Pub Date: April 19th, 2005
ISBN: 0-375-42305-2
Publisher: Pantheon

Let’s talk about sex . . . and the disappointments of men.

In her previous pair of graphic novels (Persepolis, 2003 and 2004, whose acclaim helped to heighten the recent push to further legitimize an always somewhat maligned field), the young author told the autobiographical story of her unsuccessful life in Europe before being forced to return to her native Iran, and the culture clash that ensued. This time, Satrapi keeps to her earlier themes of autobiography, Iranian womanhood and its conflicts within a traditional society being encroached on by Western ideas, while providing a somewhat lighter framework. Structured more as a casual conversation, a coffee klatch among the girls, Satrapi eavesdrops on her grandmother and relatives and friends as they talk about being women and, more specifically, about men. It’s refreshingly surprising from the get-go, as Satrapi introduces her grandmother as an elegantly made-up grande dame, an old woman who just happens to be a lifelong opium addict and who encourages Satrapi to close her eyes more—all in order to have a drugged look that would be seductive for men.
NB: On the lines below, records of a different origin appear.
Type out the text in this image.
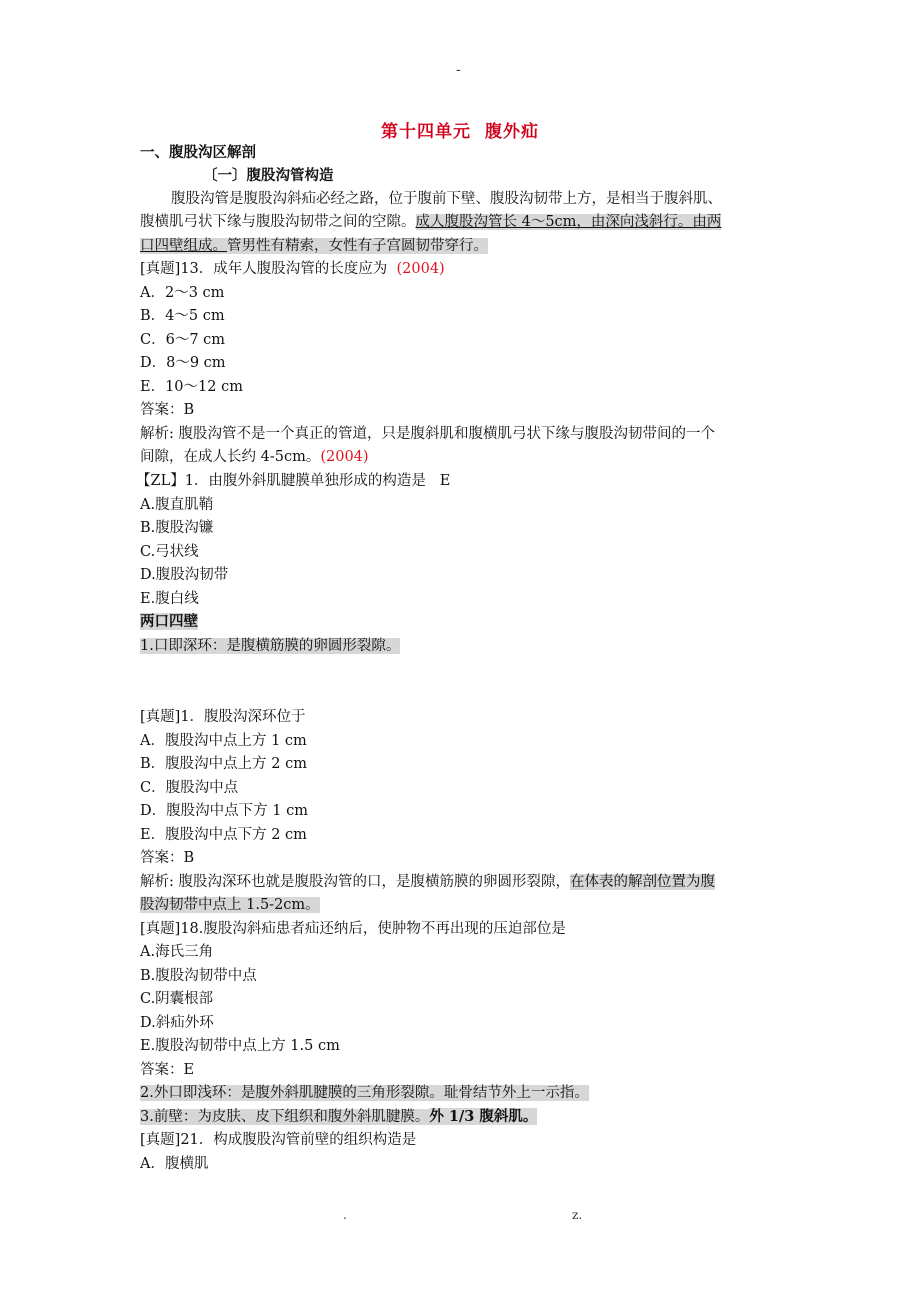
-
第十四单元 腹外疝
一、腹股沟区解剖
〔一〕腹股沟管构造
腹股沟管是腹股沟斜疝必经之路，位于腹前下壁、腹股沟韧带上方，是相当于腹斜肌、
腹横肌弓状下缘与腹股沟韧带之间的空隙。成人腹股沟管长 4～5cm，由深向浅斜行。由两
口四壁组成。管男性有精索，女性有子宫圆韧带穿行。
[真题]13．成年人腹股沟管的长度应为 (2004)
A．2～3 cm
B．4～5 cm
C．6～7 cm
D．8～9 cm
E．10～12 cm
答案：B
解析: 腹股沟管不是一个真正的管道，只是腹斜肌和腹横肌弓状下缘与腹股沟韧带间的一个
间隙，在成人长约 4-5cm。(2004)
【ZL】1．由腹外斜肌腱膜单独形成的构造是 E
A.腹直肌鞘
B.腹股沟镰
C.弓状线
D.腹股沟韧带
E.腹白线
两口四壁
1.口即深环：是腹横筋膜的卵圆形裂隙。
[真题]1．腹股沟深环位于
A．腹股沟中点上方 1 cm
B．腹股沟中点上方 2 cm
C．腹股沟中点
D．腹股沟中点下方 1 cm
E．腹股沟中点下方 2 cm
答案：B
解析: 腹股沟深环也就是腹股沟管的口，是腹横筋膜的卵圆形裂隙，在体表的解剖位置为腹
股沟韧带中点上 1.5-2cm。
[真题]18.腹股沟斜疝患者疝还纳后，使肿物不再出现的压迫部位是
A.海氏三角
B.腹股沟韧带中点
C.阴囊根部
D.斜疝外环
E.腹股沟韧带中点上方 1.5 cm
答案：E
2.外口即浅环：是腹外斜肌腱膜的三角形裂隙。耻骨结节外上一示指。
3.前壁：为皮肤、皮下组织和腹外斜肌腱膜。外 1/3 腹斜肌。
[真题]21．构成腹股沟管前壁的组织构造是
A．腹横肌
.	z.
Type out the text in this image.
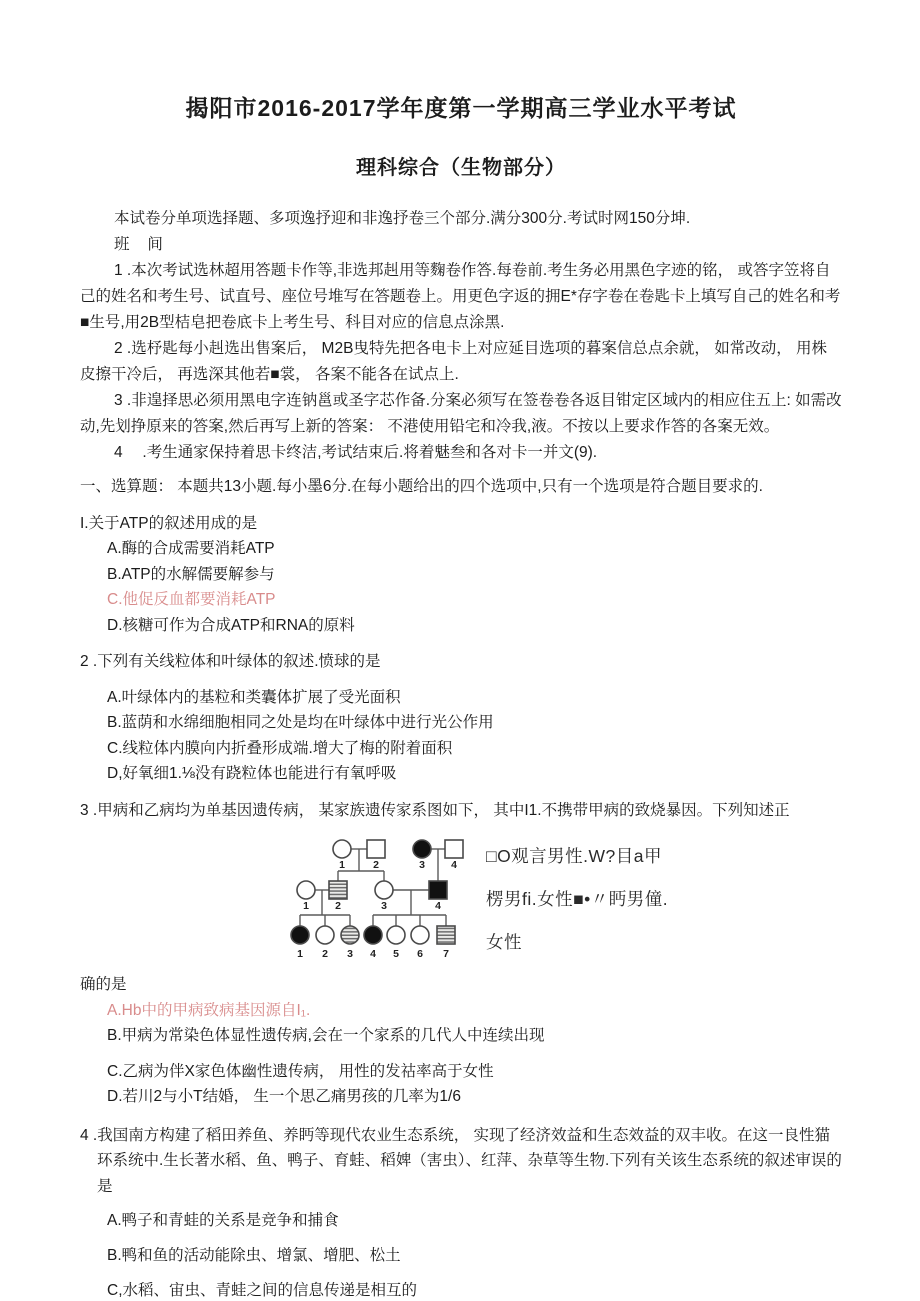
揭阳市2016-2017学年度第一学期高三学业水平考试
理科综合（生物部分）

本试卷分单项选择题、多项逸抒迎和非逸抒卷三个部分.满分300分.考试时网150分坤.

班 间

1 .本次考试选林超用答题卡作等,非选邦赳用等麴卷作答.每卷前.考生务必用黑色字迹的铭， 或答字笠将自己的姓名和考生号、试直号、座位号堆写在答题卷上。用更色字返的拥E*存字卷在卷匙卡上填写自己的姓名和考■生号,用2B型桔皂把卷底卡上考生号、科目对应的信息点涂黑.

2 .选杼匙每小赳选出售案后， M2B曳特先把各电卡上对应延目选项的暮案信总点余就， 如常改动， 用株皮擦干冷后， 再选深其他若■裳， 各案不能各在试点上.

3 .非遑择思必须用黑电字连钠邕或圣字芯作备.分案必须写在签卷卷各返目钳定区域内的相应住五上: 如需改动,先划挣原来的答案,然后再写上新的答案： 不港使用铅宅和冷我,液。不按以上要求作答的各案无效。

4　 .考生通家保持着思卡终洁,考试结束后.将着魅叁和各对卡一并文(9).

一、选算题： 本题共13小题.每小墨6分.在每小题给出的四个选项中,只有一个选项是符合题目要求的.

I.关于ATP的叙述用成的是

A.酶的合成需要消耗ATP

B.ATP的水解儒要解参与

C.他促反血都要消耗ATP

D.核糖可作为合成ATP和RNA的原料

2 .下列有关线粒体和叶绿体的叙述.愤球的是

A.叶绿体内的基粒和类囊体扩展了受光面积

B.蓝荫和水绵细胞相同之处是均在叶绿体中进行光公作用

C.线粒体内膜向内折叠形成端.增大了梅的附着面积

D,好氧细1.⅛没有跷粒体也能进行有氧呼吸

3 .甲病和乙病均为单基因遗传病， 某家族遗传家系图如下， 其中I1.不携带甲病的致烧暴因。下列知述正

1	2	3 4
1 2	3	4
1 2 3 4 5 6 7

□O观言男性.W?目a甲

楞男fi.女性■•〃眄男僮.

女性

确的是

A.Hb中的甲病致病基因源自I₁.

B.甲病为常染色体显性遗传病,会在一个家系的几代人中连续出现

C.乙病为伴X家色体幽性遗传病， 用性的发祜率高于女性

D.若川2与小T结婚， 生一个思乙痛男孩的几率为1/6

4 .我国南方构建了稻田养鱼、养眄等现代农业生态系统， 实现了经济效益和生态效益的双丰收。在这一良性猫环系统中.生长著水稻、鱼、鸭子、育蛙、稻婢（害虫）、红萍、杂草等生物.下列有关该生态系统的叙述审误的是

A.鸭子和青蛙的关系是竞争和捕食

B.鸭和鱼的活动能除虫、增氯、增肥、松土

C,水稻、宙虫、青蛙之间的信息传递是相互的
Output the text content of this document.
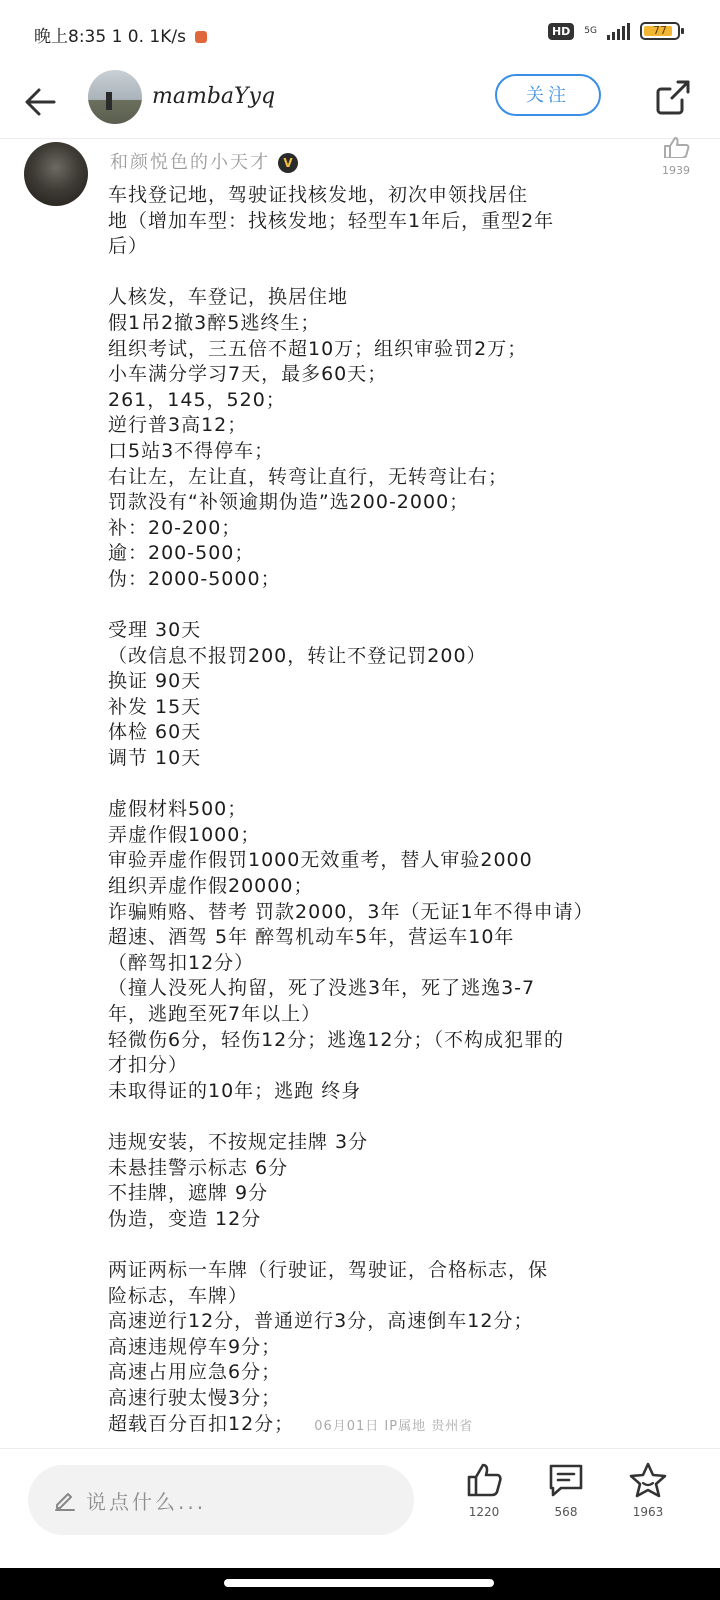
晚上8:35 1 0. 1K/s	HD	5G	77
mambaYyq	关注
和颜悦色的小天才 V
1939
车找登记地，驾驶证找核发地，初次申领找居住
地（增加车型：找核发地；轻型车1年后，重型2年
后）
人核发，车登记，换居住地
假1吊2撤3醉5逃终生；
组织考试，三五倍不超10万；组织审验罚2万；
小车满分学习7天，最多60天；
261，145，520；
逆行普3高12；
口5站3不得停车；
右让左，左让直，转弯让直行，无转弯让右；
罚款没有“补领逾期伪造”选200-2000；
补：20-200；
逾：200-500；
伪：2000-5000；
受理 30天
（改信息不报罚200，转让不登记罚200）
换证 90天
补发 15天
体检 60天
调节 10天
虚假材料500；
弄虚作假1000；
审验弄虚作假罚1000无效重考，替人审验2000
组织弄虚作假20000；
诈骗贿赂、替考 罚款2000，3年（无证1年不得申请）
超速、酒驾 5年 醉驾机动车5年，营运车10年
（醉驾扣12分）
（撞人没死人拘留，死了没逃3年，死了逃逸3-7
年，逃跑至死7年以上）
轻微伤6分，轻伤12分；逃逸12分；（不构成犯罪的
才扣分）
未取得证的10年；逃跑 终身
违规安装，不按规定挂牌 3分
未悬挂警示标志 6分
不挂牌，遮牌 9分
伪造，变造 12分
两证两标一车牌（行驶证，驾驶证，合格标志，保
险标志，车牌）
高速逆行12分，普通逆行3分，高速倒车12分；
高速违规停车9分；
高速占用应急6分；
高速行驶太慢3分；
超载百分百扣12分； 06月01日 IP属地 贵州省
说点什么...	1220	568	1963
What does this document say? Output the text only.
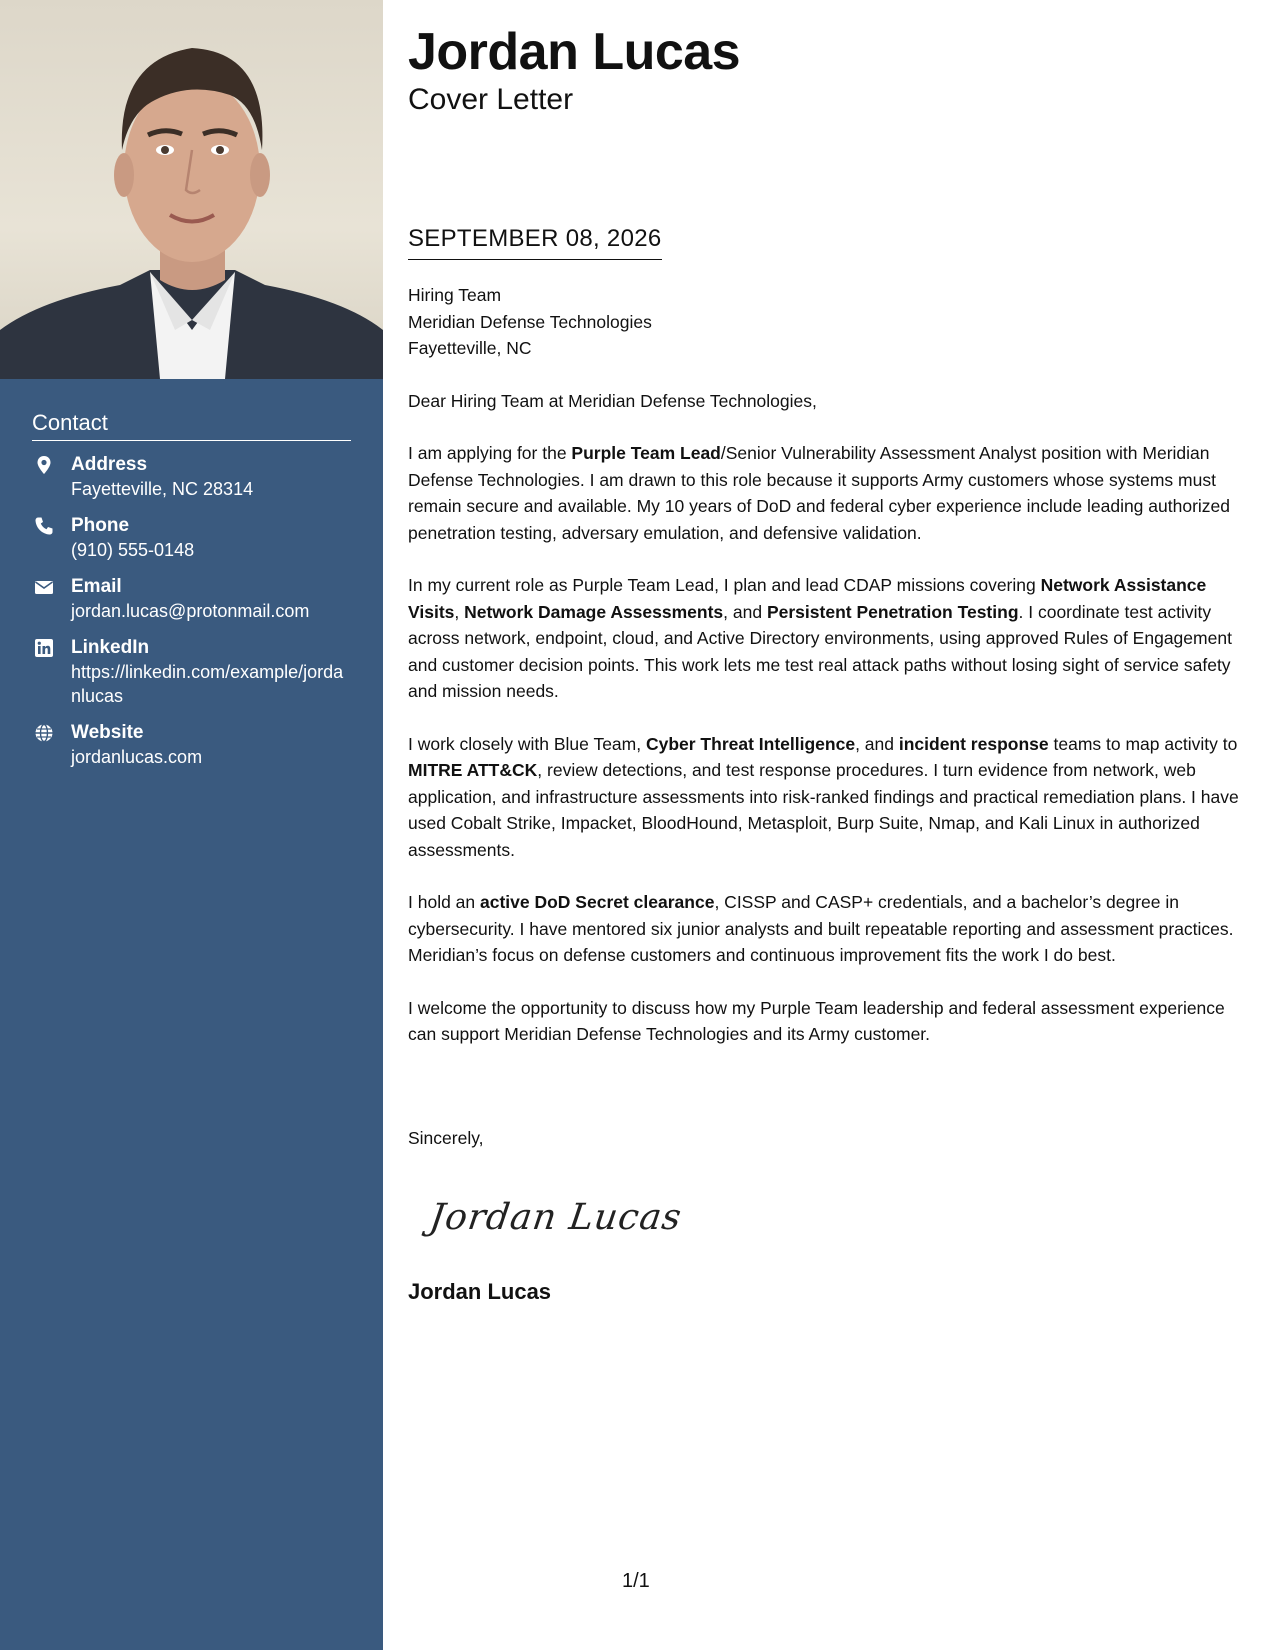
Contact
Address
Fayetteville, NC 28314
Phone
(910) 555-0148
Email
jordan.lucas@protonmail.com
LinkedIn
https://linkedin.com/example/jordanlucas
Website
jordanlucas.com
Jordan Lucas
Cover Letter
SEPTEMBER 08, 2026

Hiring Team
Meridian Defense Technologies
Fayetteville, NC

Dear Hiring Team at Meridian Defense Technologies,

I am applying for the Purple Team Lead/Senior Vulnerability Assessment Analyst position with Meridian Defense Technologies. I am drawn to this role because it supports Army customers whose systems must remain secure and available. My 10 years of DoD and federal cyber experience include leading authorized penetration testing, adversary emulation, and defensive validation.

In my current role as Purple Team Lead, I plan and lead CDAP missions covering Network Assistance Visits, Network Damage Assessments, and Persistent Penetration Testing. I coordinate test activity across network, endpoint, cloud, and Active Directory environments, using approved Rules of Engagement and customer decision points. This work lets me test real attack paths without losing sight of service safety and mission needs.

I work closely with Blue Team, Cyber Threat Intelligence, and incident response teams to map activity to MITRE ATT&CK, review detections, and test response procedures. I turn evidence from network, web application, and infrastructure assessments into risk-ranked findings and practical remediation plans. I have used Cobalt Strike, Impacket, BloodHound, Metasploit, Burp Suite, Nmap, and Kali Linux in authorized assessments.

I hold an active DoD Secret clearance, CISSP and CASP+ credentials, and a bachelor’s degree in cybersecurity. I have mentored six junior analysts and built repeatable reporting and assessment practices. Meridian’s focus on defense customers and continuous improvement fits the work I do best.

I welcome the opportunity to discuss how my Purple Team leadership and federal assessment experience can support Meridian Defense Technologies and its Army customer.

Sincerely,
Jordan Lucas
Jordan Lucas
1/1
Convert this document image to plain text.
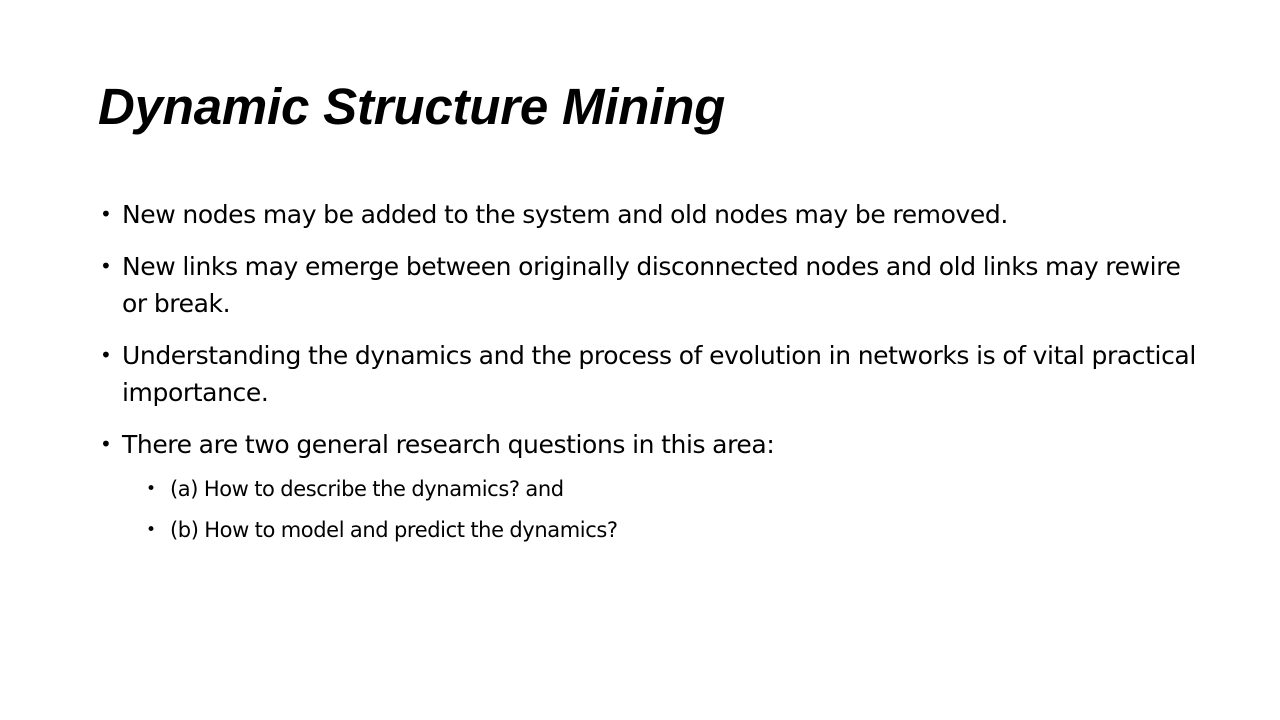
Dynamic Structure Mining
• New nodes may be added to the system and old nodes may be removed.
• New links may emerge between originally disconnected nodes and old links may rewire or break.
• Understanding the dynamics and the process of evolution in networks is of vital practical importance.
• There are two general research questions in this area:
• (a) How to describe the dynamics? and
• (b) How to model and predict the dynamics?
Placed in charge of the all-important samovar, Satrapi listens as the women sip their tea and talk, because as her grandmother says, “to speak behind others’ backs is the ventilator of the heart.” In these anecdotes, men are uniformly imbecilic, or simply clueless, as witnessed by the story of the non-virginal woman who took the grandmother’s advice and, on her honeymoon night, placed a razor blade between her thighs so that her husband would think he’d broken her hymen. Things didn’t go well. More laughs are to be had, though often bittersweet, in the other tales in which women find themselves stuck between a patriarchal tradition and the desire for love and freedom, though nothing is made out to be quite so simple as that.

Lighter in subject matter than her previous work, Satrapi keeps things semicomical, even when relating matters of severe heartbreak, and her dashed-off drawings (with their slightly childlike expressions) help matters along.